Now, a record high four out of ten mothers are the primary breadwinners for their families. That's 40 percent of U.S. women apparently bucking their hardwiring—up from about 11 percent in 1960, when having a wife at home was both a status symbol and a practical way to raise kids. That women didn't have to work signaled that husbands had arrived career-wise, their wives freed up to dive into parenting and domestic duties. The women who did work tended to be single moms—which remains true for 63 percent of female breadwinners today.

As Jonathan Merritt recently reported, some Christians are lamenting the rise of female breadwinners. And not because it means more women raise their children by themselves (a significant social issue, it must be said). Rather, "In the Bible, men are not called to be workers at home. Women are," Owen Strachan, executive director of the Council on Biblical Manhood and Womanhood, told Merritt.* "And women and even widows are called to marry, as the Lord allows, and then bear children and make a home."

Mary Kassian, author of Girls Gone Wise in a World Gone Wild, echoed Strachan. "As a woman who has been a professional and has spoken with lots of working women, I've seen how a mom being the full breadwinner puts a strain on them," she said. "It affects them in a way that doesn't affect men." Elsewhere, Kassian has claimed that

God created men to draw their identity from work… God created woman to draw identity from relationships and networking…. You may have a job where you earn more money than your husband, and it may be practical for you to go out and earn the money and for him to stay home.
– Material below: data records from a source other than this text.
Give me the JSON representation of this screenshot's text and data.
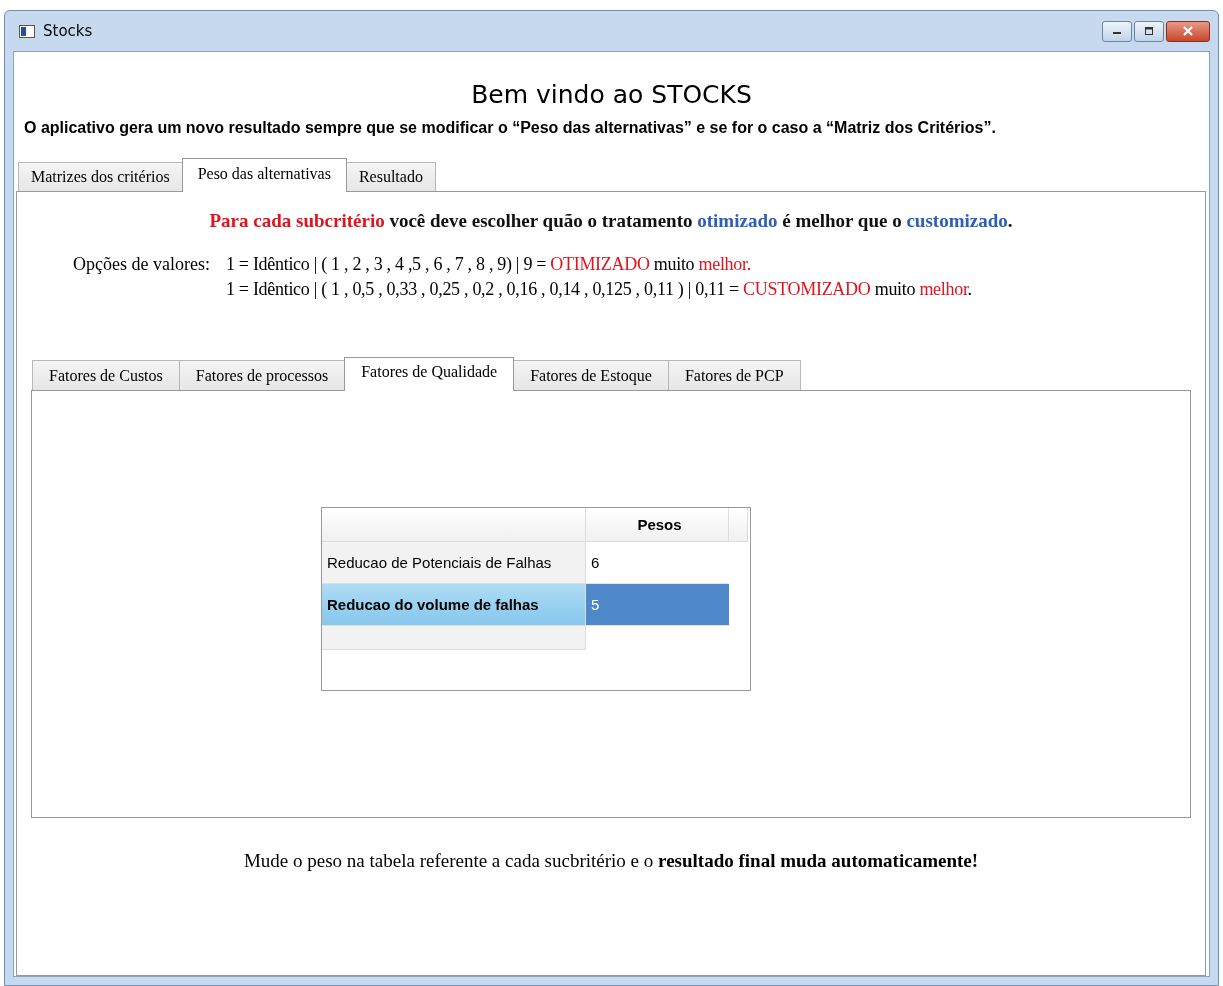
{
  "window": {
    "title": "Stocks"
  },
  "heading": "Bem vindo ao STOCKS",
  "intro": "O aplicativo gera um novo resultado sempre que se modificar o “Peso das alternativas” e se for o caso a “Matriz dos Critérios”.",
  "tabs": [
    {
      "label": "Matrizes dos critérios",
      "selected": false
    },
    {
      "label": "Peso das alternativas",
      "selected": true
    },
    {
      "label": "Resultado",
      "selected": false
    }
  ],
  "instruction": {
    "segments": [
      {
        "text": "Para cada subcritério",
        "kind": "warning"
      },
      {
        "text": " você deve escolher quão o tratamento ",
        "kind": "plain"
      },
      {
        "text": "otimizado",
        "kind": "accent"
      },
      {
        "text": " é melhor que o ",
        "kind": "plain"
      },
      {
        "text": "customizado",
        "kind": "accent"
      },
      {
        "text": ".",
        "kind": "plain"
      }
    ]
  },
  "options": {
    "label": "Opções de valores:",
    "lines": [
      {
        "segments": [
          {
            "text": "1 = Idêntico | ( 1 , 2 , 3 , 4 ,5 , 6 , 7 , 8 , 9) | 9 = ",
            "kind": "plain"
          },
          {
            "text": "OTIMIZADO",
            "kind": "warning"
          },
          {
            "text": " muito ",
            "kind": "plain"
          },
          {
            "text": "melhor.",
            "kind": "warning"
          }
        ]
      },
      {
        "segments": [
          {
            "text": "1 = Idêntico | ( 1 , 0,5 , 0,33 , 0,25 , 0,2 , 0,16 , 0,14 , 0,125 , 0,11 ) | 0,11 = ",
            "kind": "plain"
          },
          {
            "text": "CUSTOMIZADO",
            "kind": "warning"
          },
          {
            "text": " muito ",
            "kind": "plain"
          },
          {
            "text": "melhor",
            "kind": "warning"
          },
          {
            "text": ".",
            "kind": "plain"
          }
        ]
      }
    ]
  },
  "subtabs": [
    {
      "label": "Fatores de Custos",
      "selected": false
    },
    {
      "label": "Fatores de processos",
      "selected": false
    },
    {
      "label": "Fatores de Qualidade",
      "selected": true
    },
    {
      "label": "Fatores de Estoque",
      "selected": false
    },
    {
      "label": "Fatores de PCP",
      "selected": false
    }
  ],
  "table": {
    "columns": [
      "Pesos"
    ],
    "rows": [
      {
        "name": "Reducao de Potenciais de Falhas",
        "value": "6",
        "selected": false
      },
      {
        "name": "Reducao do volume de falhas",
        "value": "5",
        "selected": true
      }
    ]
  },
  "footer": "Mude o peso na tabela referente a cada sucbritério e o **resultado final muda automaticamente!**"
}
But there's something in terms of identity that you're going against when you do that.

Except, not. Many scholars have noted that "traditional gender roles"—defined as a husband working outside the home while a wife stays home with children—are a relatively new phenomenon in human history. Take, for example, the world of the Bible, wherein most husbands and wives co-labored to scrap together a subsistence living. We don't see Boaz coming home from the fields, propping his feet on the coffee table and asking Ruth to fix him dinner and put the kiddies to bed. In fact, their romance begins in a field, where Ruth works hard gleaning behind harvesters to provide for herself and her mother-in-law. And in the New Testament, we meet Joanna, "the manager of Herod's household"—I wonder if she's read Lean In—and Susanna, both of whom seem to be bankrolling Jesus' preaching ministry (Luke 8:1–3).

So Strachan, Kassian, and other Christians who say that men must work outside the home while women must work inside it demonstrate a classic case of anachronism—and a troubling case of broken anthropology. Because when it comes to questions of what God designed us humans to do, some complementarians put women into a mold they were never obligated to fill.

"Every woman is a human being—one cannot repeat that too often—and a human being must have occupancy if he or she is not to become a nuisance in the world." When I think of how I spend my days, I recall these and other nuggets of wisdom from novelist and essayist Dorothy Sayers.

Like 54 million women in the United States, I am unmarried. I work full-time. My parents give me money only to fill up my gas tank when I visit them. I support my cat's lavish lifestyle. You could say I am both the breadwinner and the breadeater. I also happen to be one who finds great purpose and joy in serving the church through this storied publication.

For single women—not to mention widows, infertile women, and middle-aged women whose children are grown—the "call" to marry, have babies, and create a home falls on deaf ears. These women find themselves in situations and life stages they may never have chosen for themselves. But in this, my breadwinning life reveals that prior to a gender-specific "role," I was created to "work at it with all your heart, as working for the Lord, not for human masters… It is the Lord Christ you are serving" (Col. 3:23–24).

My work may change later on, but for now I believe that God has placed me at CT. And it would be a lavish waste of time, resources, and gifting to forsake it in order to doggedly pursue a husband. (I'm not supposed to pursue anyway, right?)

Whatever you do, lady reader—and however much or little money you make doing it—do it with all your heart, knowing that you receive your calling and identity from God, not from fellow Christians who play exegetical leapfrog with Scripture.

* Editor's Note: After this article was published, Owen Strachan indicated that he believes single women should provide for themselves through work outside the home. He noted his usage of "as the Lord allows" in talking about a general plan for women and suggested that his quote was taken out of context by the author.